We’re all products and members of our immediate environment, but the people in these videos seem to be living in a kind of gulag — the Leavenworth State Prison and Siberan salt mines of 1957-style propriety and conformity. The implications of a guarded, button-down, autocratic world in these videos are positively stifling.

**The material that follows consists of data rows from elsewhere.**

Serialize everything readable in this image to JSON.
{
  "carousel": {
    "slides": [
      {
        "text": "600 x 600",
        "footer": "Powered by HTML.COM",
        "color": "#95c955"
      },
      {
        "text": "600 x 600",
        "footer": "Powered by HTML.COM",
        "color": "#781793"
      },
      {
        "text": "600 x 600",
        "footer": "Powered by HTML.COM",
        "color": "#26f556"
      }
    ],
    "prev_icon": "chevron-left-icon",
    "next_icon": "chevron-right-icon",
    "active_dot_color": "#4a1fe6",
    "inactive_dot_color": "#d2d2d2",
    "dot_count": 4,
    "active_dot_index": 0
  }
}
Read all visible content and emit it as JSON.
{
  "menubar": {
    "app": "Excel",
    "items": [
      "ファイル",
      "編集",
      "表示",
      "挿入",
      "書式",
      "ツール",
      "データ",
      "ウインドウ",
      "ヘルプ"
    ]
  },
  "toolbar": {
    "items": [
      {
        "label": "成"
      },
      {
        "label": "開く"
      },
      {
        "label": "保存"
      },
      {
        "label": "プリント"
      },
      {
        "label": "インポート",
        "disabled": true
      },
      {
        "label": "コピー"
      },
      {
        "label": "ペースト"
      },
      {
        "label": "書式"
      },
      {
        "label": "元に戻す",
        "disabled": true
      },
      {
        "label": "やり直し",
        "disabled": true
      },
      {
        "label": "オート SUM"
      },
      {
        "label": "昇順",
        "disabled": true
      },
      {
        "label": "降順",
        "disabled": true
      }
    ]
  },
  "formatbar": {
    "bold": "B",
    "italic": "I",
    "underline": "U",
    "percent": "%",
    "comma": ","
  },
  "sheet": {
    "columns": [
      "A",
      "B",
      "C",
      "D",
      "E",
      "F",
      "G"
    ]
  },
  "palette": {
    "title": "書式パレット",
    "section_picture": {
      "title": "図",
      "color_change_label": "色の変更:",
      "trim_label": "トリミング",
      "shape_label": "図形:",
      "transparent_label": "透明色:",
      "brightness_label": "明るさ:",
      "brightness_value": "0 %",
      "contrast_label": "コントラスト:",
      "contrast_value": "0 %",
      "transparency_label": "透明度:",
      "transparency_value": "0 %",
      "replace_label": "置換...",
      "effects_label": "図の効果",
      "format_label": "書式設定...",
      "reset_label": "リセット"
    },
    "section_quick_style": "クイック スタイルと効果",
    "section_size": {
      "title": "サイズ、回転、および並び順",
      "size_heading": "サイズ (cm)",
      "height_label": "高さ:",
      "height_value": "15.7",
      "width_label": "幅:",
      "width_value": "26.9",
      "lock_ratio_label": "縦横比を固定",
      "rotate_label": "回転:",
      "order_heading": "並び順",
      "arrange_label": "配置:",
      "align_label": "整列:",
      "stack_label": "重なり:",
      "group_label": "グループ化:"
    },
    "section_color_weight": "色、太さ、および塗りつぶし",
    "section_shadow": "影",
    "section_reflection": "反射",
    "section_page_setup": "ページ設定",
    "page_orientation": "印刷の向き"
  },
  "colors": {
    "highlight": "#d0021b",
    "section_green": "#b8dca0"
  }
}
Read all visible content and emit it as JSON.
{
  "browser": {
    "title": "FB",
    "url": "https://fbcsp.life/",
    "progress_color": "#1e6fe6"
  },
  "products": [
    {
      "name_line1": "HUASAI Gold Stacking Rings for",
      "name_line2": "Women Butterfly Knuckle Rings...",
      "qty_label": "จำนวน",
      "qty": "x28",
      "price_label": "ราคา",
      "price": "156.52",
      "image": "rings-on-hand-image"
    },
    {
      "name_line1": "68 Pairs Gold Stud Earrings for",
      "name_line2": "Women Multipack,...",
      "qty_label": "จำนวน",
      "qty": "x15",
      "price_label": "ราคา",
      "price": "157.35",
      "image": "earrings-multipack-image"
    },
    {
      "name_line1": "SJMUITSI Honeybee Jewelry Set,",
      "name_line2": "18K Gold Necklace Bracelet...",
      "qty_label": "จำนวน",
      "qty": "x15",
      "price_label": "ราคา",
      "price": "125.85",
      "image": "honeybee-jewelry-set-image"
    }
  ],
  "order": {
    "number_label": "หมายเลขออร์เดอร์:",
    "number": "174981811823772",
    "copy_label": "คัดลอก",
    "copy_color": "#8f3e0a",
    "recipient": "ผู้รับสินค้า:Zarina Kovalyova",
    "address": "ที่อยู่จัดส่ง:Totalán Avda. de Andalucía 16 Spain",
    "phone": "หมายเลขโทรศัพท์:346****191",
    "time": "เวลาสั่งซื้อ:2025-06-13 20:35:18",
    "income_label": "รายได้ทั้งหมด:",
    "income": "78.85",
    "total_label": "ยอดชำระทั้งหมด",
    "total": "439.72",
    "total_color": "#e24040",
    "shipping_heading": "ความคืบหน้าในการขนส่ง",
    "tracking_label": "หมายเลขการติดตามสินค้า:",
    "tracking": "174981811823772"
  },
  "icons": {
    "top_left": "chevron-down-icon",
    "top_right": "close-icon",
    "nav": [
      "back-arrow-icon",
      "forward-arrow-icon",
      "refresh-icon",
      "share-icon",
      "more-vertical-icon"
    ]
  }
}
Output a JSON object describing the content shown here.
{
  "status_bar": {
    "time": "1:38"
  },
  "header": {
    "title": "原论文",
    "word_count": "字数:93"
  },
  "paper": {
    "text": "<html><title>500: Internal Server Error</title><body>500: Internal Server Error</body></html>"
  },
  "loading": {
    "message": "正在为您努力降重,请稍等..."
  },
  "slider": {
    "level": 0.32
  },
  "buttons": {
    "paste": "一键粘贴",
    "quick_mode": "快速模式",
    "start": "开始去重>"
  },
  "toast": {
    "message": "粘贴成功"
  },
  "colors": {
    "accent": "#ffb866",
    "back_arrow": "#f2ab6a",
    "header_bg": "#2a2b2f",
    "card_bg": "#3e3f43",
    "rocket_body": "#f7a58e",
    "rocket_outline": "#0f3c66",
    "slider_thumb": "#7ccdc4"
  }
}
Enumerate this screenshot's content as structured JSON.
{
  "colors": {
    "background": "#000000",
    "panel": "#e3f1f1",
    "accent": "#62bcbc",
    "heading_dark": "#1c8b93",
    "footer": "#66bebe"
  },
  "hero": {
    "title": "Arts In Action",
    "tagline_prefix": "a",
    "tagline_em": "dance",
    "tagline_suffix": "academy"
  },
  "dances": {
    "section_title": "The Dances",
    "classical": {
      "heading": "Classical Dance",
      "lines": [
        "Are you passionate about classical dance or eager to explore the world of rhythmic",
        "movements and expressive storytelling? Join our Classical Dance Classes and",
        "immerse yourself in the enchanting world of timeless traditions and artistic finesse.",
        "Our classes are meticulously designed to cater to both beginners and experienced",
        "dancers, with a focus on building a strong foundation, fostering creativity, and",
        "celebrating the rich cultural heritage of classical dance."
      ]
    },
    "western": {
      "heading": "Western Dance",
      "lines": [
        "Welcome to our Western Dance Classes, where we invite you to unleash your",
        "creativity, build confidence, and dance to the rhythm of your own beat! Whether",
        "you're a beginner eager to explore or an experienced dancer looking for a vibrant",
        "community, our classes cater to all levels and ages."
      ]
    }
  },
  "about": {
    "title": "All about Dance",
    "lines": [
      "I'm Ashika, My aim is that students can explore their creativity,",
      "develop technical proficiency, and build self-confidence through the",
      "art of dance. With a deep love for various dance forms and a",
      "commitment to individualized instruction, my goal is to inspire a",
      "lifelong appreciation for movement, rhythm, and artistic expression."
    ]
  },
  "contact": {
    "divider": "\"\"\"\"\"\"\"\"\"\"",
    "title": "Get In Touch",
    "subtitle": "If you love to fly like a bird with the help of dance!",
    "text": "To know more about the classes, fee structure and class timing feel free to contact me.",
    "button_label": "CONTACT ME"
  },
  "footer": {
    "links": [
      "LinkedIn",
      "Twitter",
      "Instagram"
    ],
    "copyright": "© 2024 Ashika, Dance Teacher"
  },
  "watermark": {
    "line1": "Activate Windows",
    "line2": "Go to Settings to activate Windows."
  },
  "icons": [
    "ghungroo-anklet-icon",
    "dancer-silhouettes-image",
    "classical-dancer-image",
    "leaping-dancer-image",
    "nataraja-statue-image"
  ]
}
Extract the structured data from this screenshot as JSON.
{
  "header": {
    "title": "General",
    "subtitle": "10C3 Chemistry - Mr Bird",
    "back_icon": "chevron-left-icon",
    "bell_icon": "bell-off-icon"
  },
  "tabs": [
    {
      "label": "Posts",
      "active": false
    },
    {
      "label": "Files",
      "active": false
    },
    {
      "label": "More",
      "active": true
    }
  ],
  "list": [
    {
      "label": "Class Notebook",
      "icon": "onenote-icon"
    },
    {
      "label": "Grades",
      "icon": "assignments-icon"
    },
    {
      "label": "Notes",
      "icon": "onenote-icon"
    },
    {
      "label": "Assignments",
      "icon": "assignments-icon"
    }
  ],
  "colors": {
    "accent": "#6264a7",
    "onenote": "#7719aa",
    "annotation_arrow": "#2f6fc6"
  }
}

And to think that I wasted over 45 minutes watching the damn things.
When I think of 1957 I think of the vitality and reach and yearnings of Elvis Presley, Paths of Glory, the original Broadway production of West Side Story, the debut of “American Bandstand,” Chuck Berry, Eugene O’Neill‘s A Long Day’s Journey Into Night, Fats Domino, Jack Kerouac, Jerry Lee Lewis, Night of the Demon with Dana Andrews, Mickey Mantle, Moose Skowron, the Dodgers leaving Brooklyn, Bob Dylan at age 16, Sayonara, The Tin Star, the original 3:10 to Yuma, the death of Humphrey Bogart, A Face in the Crowd, The Bridge on the River Kwai, A Hatful of Rain, Ben Gazzara in The Strange One, Little Richard, Twelve Angry Men, etc.
There are faint echoes of these events, artists, athletes and creations in the Wallace videos, I suppose, but the world that’s mainly conveyed is one of arch attitudes and forced viewpoints, and above all a cautious, corporate mentality filled with people who weren’t really on to what was starting to happen back then, and certainly not about where things would be in a few short years.
Thanks to HE reader Mike Gaertner for passing these time-wasters along. “Another notable moment,” he writes, “is when Wallace attempts to make Tony Perkins the poster boy of the beat generation (???). Perkins seems very uncomfortable when Wallace asks to him discuss On the Road and jazz music (Tony apparently haing ben a fan of both). You can almost sense Perkins hoping a studio publicist would swoop in from the side to save him from having to reveal his bizarre side-life to middle America.”